Of all the classic generation of British and Irish actors who found they had a new lease of world-fame due to recurring roles in the Harry Potter movie franchise, perhaps the most iconic was Michael Gambon, who took over the role of the mysterious, snowy-haired Hogwarts headmaster Albus Dumbledore when Richard Harris died in 2002. It put him in charge of the school and at the head of the Hogwarts high table in Prisoner of Azkaban (2004), Goblet of Fire (2005), Order of the Phoenix (2007), Half-Blood Prince (2009) and Deathly Hallows Parts 1 and 2 (2010-11).
It was an undemanding role perhaps, and Gambon’s delicate health and dislike of learning lines made it a very congenial one, but he brought to Dumbledore his own capacity for unworldliness and gentleness. Harry Potter made him a monarch-like figure whose rule extended to the imaginations of children the world over, and he had a genuinely unforgettable scene with Daniel Radcliffe in the second half of Deathly Hallows, when Voldemort casts the killing curse on Harry, who awakens in an eerie white limbo where he meets and talks with Dumbledore about matters of life and death. There was something awe-inspiring for both children and grownups about this vision of death and its nearness, and Gambon was an ideal guide.
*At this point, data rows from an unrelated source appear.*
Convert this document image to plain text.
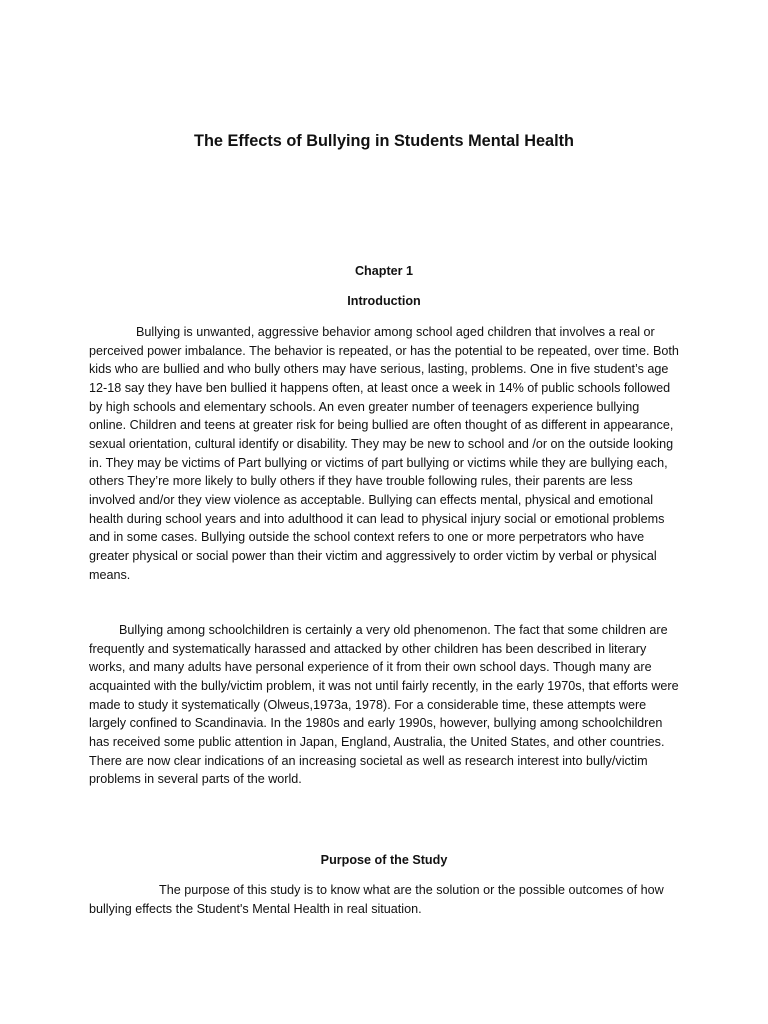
The Effects of Bullying in Students Mental Health
Chapter 1
Introduction

Bullying is unwanted, aggressive behavior among school aged children that involves a real or perceived power imbalance. The behavior is repeated, or has the potential to be repeated, over time. Both kids who are bullied and who bully others may have serious, lasting, problems. One in five student’s age 12-18 say they have ben bullied it happens often, at least once a week in 14% of public schools followed by high schools and elementary schools. An even greater number of teenagers experience bullying online. Children and teens at greater risk for being bullied are often thought of as different in appearance, sexual orientation, cultural identify or disability. They may be new to school and /or on the outside looking in. They may be victims of Part bullying or victims of part bullying or victims while they are bullying each, others They’re more likely to bully others if they have trouble following rules, their parents are less involved and/or they view violence as acceptable. Bullying can effects mental, physical and emotional health during school years and into adulthood it can lead to physical injury social or emotional problems and in some cases. Bullying outside the school context refers to one or more perpetrators who have greater physical or social power than their victim and aggressively to order victim by verbal or physical means.

Bullying among schoolchildren is certainly a very old phenomenon. The fact that some children are frequently and systematically harassed and attacked by other children has been described in literary works, and many adults have personal experience of it from their own school days. Though many are acquainted with the bully/victim problem, it was not until fairly recently, in the early 1970s, that efforts were made to study it systematically (Olweus,1973a, 1978). For a considerable time, these attempts were largely confined to Scandinavia. In the 1980s and early 1990s, however, bullying among schoolchildren has received some public attention in Japan, England, Australia, the United States, and other countries. There are now clear indications of an increasing societal as well as research interest into bully/victim problems in several parts of the world.

Purpose of the Study

The purpose of this study is to know what are the solution or the possible outcomes of how bullying effects the Student's Mental Health in real situation.
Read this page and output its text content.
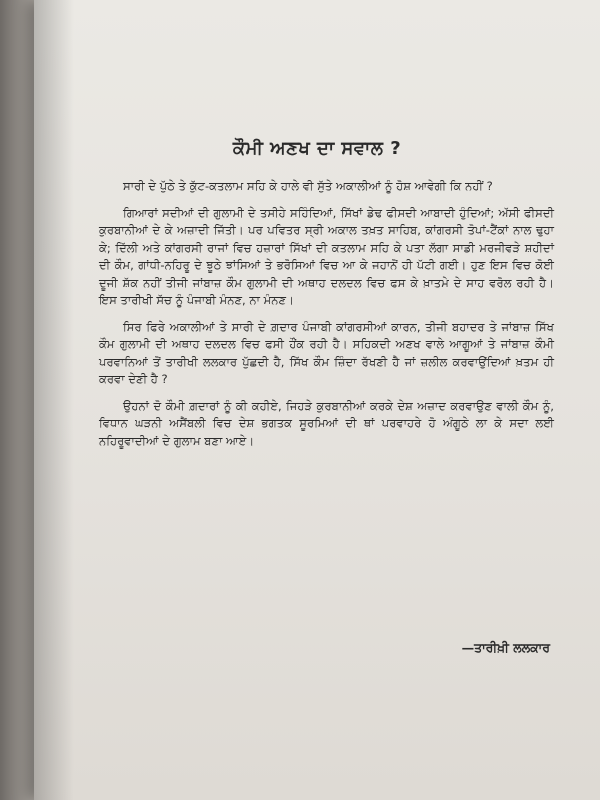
ਕੌਮੀ ਅਣਖ ਦਾ ਸਵਾਲ ?

ਸਾਰੀ ਦੇ ਪੁੱਠੇ ਤੇ ਕੁੱਟ-ਕਤਲਾਮ ਸਹਿ ਕੇ ਹਾਲੇ ਵੀ ਸੁੱਤੇ ਅਕਾਲੀਆਂ ਨੂੰ ਹੋਸ਼ ਆਵੇਗੀ ਕਿ ਨਹੀਂ ?

ਗਿਆਰਾਂ ਸਦੀਆਂ ਦੀ ਗੁਲਾਮੀ ਦੇ ਤਸੀਹੇ ਸਹਿੰਦਿਆਂ, ਸਿੱਖਾਂ ਡੇਢ ਫੀਸਦੀ ਆਬਾਦੀ ਹੁੰਦਿਆਂ; ਅੱਸੀ ਫੀਸਦੀ ਕੁਰਬਾਨੀਆਂ ਦੇ ਕੇ ਅਜ਼ਾਦੀ ਜਿੱਤੀ। ਪਰ ਪਵਿਤਰ ਸ੍ਰੀ ਅਕਾਲ ਤਖ਼ਤ ਸਾਹਿਬ, ਕਾਂਗਰਸੀ ਤੋਪਾਂ-ਟੈਂਕਾਂ ਨਾਲ ਢੁਹਾ ਕੇ; ਦਿੱਲੀ ਅਤੇ ਕਾਂਗਰਸੀ ਰਾਜਾਂ ਵਿਚ ਹਜ਼ਾਰਾਂ ਸਿੱਖਾਂ ਦੀ ਕਤਲਾਮ ਸਹਿ ਕੇ ਪਤਾ ਲੱਗਾ ਸਾਡੀ ਮਰਜੀਵੜੇ ਸ਼ਹੀਦਾਂ ਦੀ ਕੌਮ, ਗਾਂਧੀ-ਨਹਿਰੂ ਦੇ ਝੂਠੇ ਝਾਂਸਿਆਂ ਤੇ ਭਰੋਸਿਆਂ ਵਿਚ ਆ ਕੇ ਜਹਾਨੋਂ ਹੀ ਪੱਟੀ ਗਈ। ਹੁਣ ਇਸ ਵਿਚ ਕੋਈ ਦੂਜੀ ਸ਼ੱਕ ਨਹੀਂ ਤੀਜੀ ਜਾਂਬਾਜ਼ ਕੌਮ ਗੁਲਾਮੀ ਦੀ ਅਥਾਹ ਦਲਦਲ ਵਿਚ ਫਸ ਕੇ ਖ਼ਾਤਮੇ ਦੇ ਸਾਹ ਵਰੋਲ ਰਹੀ ਹੈ। ਇਸ ਤਾਰੀਖੀ ਸੱਚ ਨੂੰ ਪੰਜਾਬੀ ਮੰਨਣ, ਨਾ ਮੰਨਣ।

ਸਿਰ ਫਿਰੇ ਅਕਾਲੀਆਂ ਤੇ ਸਾਰੀ ਦੇ ਗ਼ਦਾਰ ਪੰਜਾਬੀ ਕਾਂਗਰਸੀਆਂ ਕਾਰਨ, ਤੀਜੀ ਬਹਾਦਰ ਤੇ ਜਾਂਬਾਜ਼ ਸਿੱਖ ਕੌਮ ਗੁਲਾਮੀ ਦੀ ਅਥਾਹ ਦਲਦਲ ਵਿਚ ਫਸੀ ਹੌਂਕ ਰਹੀ ਹੈ। ਸਹਿਕਦੀ ਅਣਖ ਵਾਲੇ ਆਗੂਆਂ ਤੇ ਜਾਂਬਾਜ਼ ਕੌਮੀ ਪਰਵਾਨਿਆਂ ਤੋਂ ਤਾਰੀਖੀ ਲਲਕਾਰ ਪੁੱਛਦੀ ਹੈ, ਸਿੱਖ ਕੌਮ ਜ਼ਿੰਦਾ ਰੱਖਣੀ ਹੈ ਜਾਂ ਜ਼ਲੀਲ ਕਰਵਾਉਂਦਿਆਂ ਖ਼ਤਮ ਹੀ ਕਰਵਾ ਦੇਣੀ ਹੈ ?

ਉਹਨਾਂ ਦੋ ਕੌਮੀ ਗ਼ਦਾਰਾਂ ਨੂੰ ਕੀ ਕਹੀਏ, ਜਿਹੜੇ ਕੁਰਬਾਨੀਆਂ ਕਰਕੇ ਦੇਸ਼ ਅਜ਼ਾਦ ਕਰਵਾਉਣ ਵਾਲੀ ਕੌਮ ਨੂੰ, ਵਿਧਾਨ ਘੜਨੀ ਅਸੈਂਬਲੀ ਵਿਚ ਦੇਸ਼ ਭਗਤਕ ਸੂਰਮਿਆਂ ਦੀ ਥਾਂ ਪਰਵਾਹਰੇ ਹੋ ਅੰਗੂਠੇ ਲਾ ਕੇ ਸਦਾ ਲਈ ਨਹਿਰੂਵਾਦੀਆਂ ਦੇ ਗੁਲਾਮ ਬਣਾ ਆਏ।

—ਤਾਰੀਖ਼ੀ ਲਲਕਾਰ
Over his career, the movies were probably not as important to Gambon as the stage or TV, and he tended to be cast in relatively small or cameo roles – although always with a disproportionate impact – starting with his low-key company role in the Olivier Othello in 1965. Despite the supernatural virtue and wisdom of Dumbledore in his later years, Gambon was often at home in bad-guy parts, perhaps most notably as the thief in Peter Greenaway’s The Cook, the Thief, His Wife & Her Lover from 1989. This character was the sinister and odious mobster Spica, married to Helen Mirren (and so paired in British moviegoers’ minds with Bob Hoskins, who had been Mirren’s gangster husband in The Long Good Friday). Gambon showed us someone authentically pugnacious and psychotically obnoxious, preening himself in the restaurant he owns and intuiting his wife’s affair with a shy bibliophile played by Alan Howard.
Gambon gave that role a sulphuric cockney menace, but he also had a great line in dissolute or scapegrace aristocrats and plutocrats, and switched between rough and posh like a seasoned thespian. In Iain Softley’s The Wings of the Dove from 1997, he was the reprehensible Lionel Croy, whose daughter (played by Helena Bonham Carter) has to make hard financial choices after her father’s spendthrift ways. For Julian Jarrold’s Brideshead Revisited in 2008, he was a regal Lord Marchmain (the role that went to Olivier on TV).
In Robert Altman’s country house murder mystery Gosford Park (2001), written by Julian Fellowes, he was superb as the intemperate, malign Sir William McCordle, to whom some awful fate is clearly heading – a bigger, nastier and more potent character than anyone in Fellowes’ TV series Downton Abbey. And Gambon upgraded easily to royalty, being of course acting royalty himself, in what may come to be seen as the most triumphant of his screen cameos: the gruff and cruel George V in Tom Hooper’s The King’s Speech, coolly demonstrating to his speech-impediment-affected son, the Duke of York (Colin Firth) how a consummate professional handles a radio broadcast, and then brutally humiliating the stammering duke, making him feel like a wretched guilty schoolboy. Gambon embodied the smugness and the emotional coldness and distance of the part.
For Michael Mann’s big tobacco conspiracy thriller The Insider in 1999, Gambon was superb as the hatchet-faced corporate apparatchik Thomas Sandefur, whose mission is to stop the public discovering first, how lethal cigarettes are, and second, how lethal the cigarette business had long known them to be.
I think my favourite Gambon screen performance is another bad-guy role, and what I think was his only western: Kevin Costner’s Open Range from 2003, in which he plays villainous Irish rancher Denton Baxter, who resents the cattlemen played by Costner and Robert Duvall from availing themselves of “open range” rights on his land. With venomous dislike and a broad accent, he denounces the “free gra-a-zers!” It’s a role which perhaps he imagined himself playing on stage, relishing every melodramatic flourish. Gambon always delivered more than expected and turned every supporting role and cameo into a star turn.